The Road to Rome (Belloc)

     Belloc’s account of his pilgrimage on foot from Lorraine to Rome is clever, imaginative, and provocative. The book is embellished with his landscape drawings (he says he cannot draw people and includes these sketches for “fun”). A spirited stylist and a wit, he is perfectly willing to sound as often uncharitable or even harsh as he is sympathetic and generous-spirited. Though the Latin tags and religious musing had their own appeal, I read the book as a road chronicle, thinking of Jack London and Jack Kerouac as Belloc describes his disreputable appearance from days of walking and sometimes sleeping rough. His contemptuous dismissal of socialist and anarchist ideas recalled to me his fondness for fascism (though he had a peculiar variant of his own in Distributism as Pound did in Social Credit)and his easy expression of the most commonplace and thoughtless anti-Semitism. These interfered with my own appreciation no more than his odd and absolute notions of Catholicism, to him definitive of European culture. He runs the risk of all more or less accurate travel journal of dry patches (that need not correspond at all to what seemed tiresome in lived experience). Indeed he comments on the problem more than once in amusing dialogues between auctor and lector.
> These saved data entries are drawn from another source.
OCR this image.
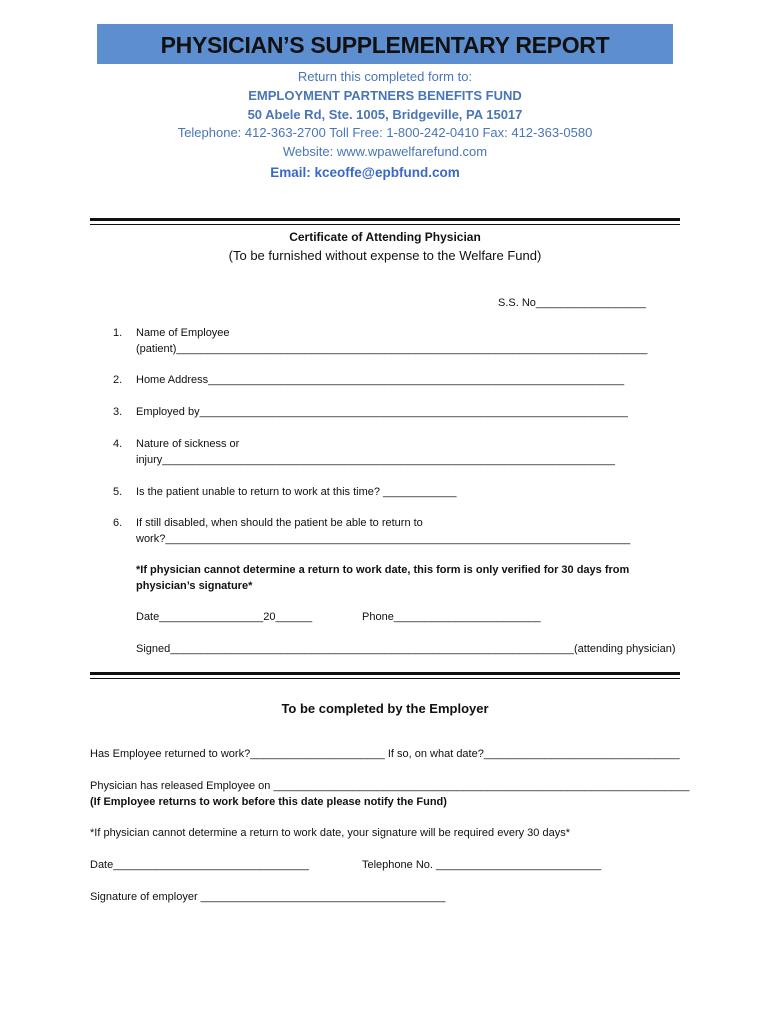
PHYSICIAN’S SUPPLEMENTARY REPORT
Return this completed form to:
EMPLOYMENT PARTNERS BENEFITS FUND
50 Abele Rd, Ste. 1005, Bridgeville, PA 15017
Telephone: 412-363-2700 Toll Free: 1-800-242-0410 Fax: 412-363-0580
Website: www.wpawelfarefund.com
Email: kceoffe@epbfund.com
Certificate of Attending Physician
(To be furnished without expense to the Welfare Fund)
S.S. No__________________
1. Name of Employee
(patient)_____________________________________________________________________________
2. Home Address____________________________________________________________________
3. Employed by______________________________________________________________________
4. Nature of sickness or
injury__________________________________________________________________________
5. Is the patient unable to return to work at this time? ____________
6. If still disabled, when should the patient be able to return to
work?____________________________________________________________________________
*If physician cannot determine a return to work date, this form is only verified for 30 days from
physician’s signature*
Date_________________20______	Phone________________________
Signed__________________________________________________________________(attending physician)
To be completed by the Employer
Has Employee returned to work?______________________ If so, on what date?________________________________
Physician has released Employee on ____________________________________________________________________
(If Employee returns to work before this date please notify the Fund)
*If physician cannot determine a return to work date, your signature will be required every 30 days*
Date________________________________	Telephone No. ___________________________
Signature of employer ________________________________________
The Ideals of the East (Okakura)

     Kakuzo Okakura played a critical role in mediated cultural relations between the Far East and the West a hundred years ago. His Book of Tea popularized Buddhist and Taoist thought in the U.S. and Europe. This exponent of Asian art was himself profoundly bicultural. After attending mission schools, he was trained by Ernest Fenellosa (who meant so much to Pound) at Tokyo Imperial University. He wrote his most significant work in in English and, after founding the Japan Art Institute, headed the Asian arts division of the Boston Museum of Fine Arts. Associated with Heidegger, Tagore, Vivekenanda and other non-Japanese, he sought to define Asian art in broadest and most ambitious view.
     Though we are all familiar with the traditional presentation of European art that traces concepts and practices from origins in Greece and Rome through to the present, I think I have never before read a book that sought to present Asian culture as a whole from India to Japan. While Okakura’s book may be seen as an early attempt to explain Asia to the Occident, it is also an assertive statement of national pride. Okakura subtitles his work “with Special Reference to the Art of Japan,” and his nationalism along with his bias toward ethnic explanations seem to arise from the recent successes of the Japanese military against the Russians and to point ominously forward to the militarists who were to invade China and bomb Pearl Harbor a few decades after this 1904 work. This tendency is heightened in his The Awakening of Japan a few years later. It is also possible read these ideas backward to the influence of Hippolyte Taine and his “race, milieu, moment.”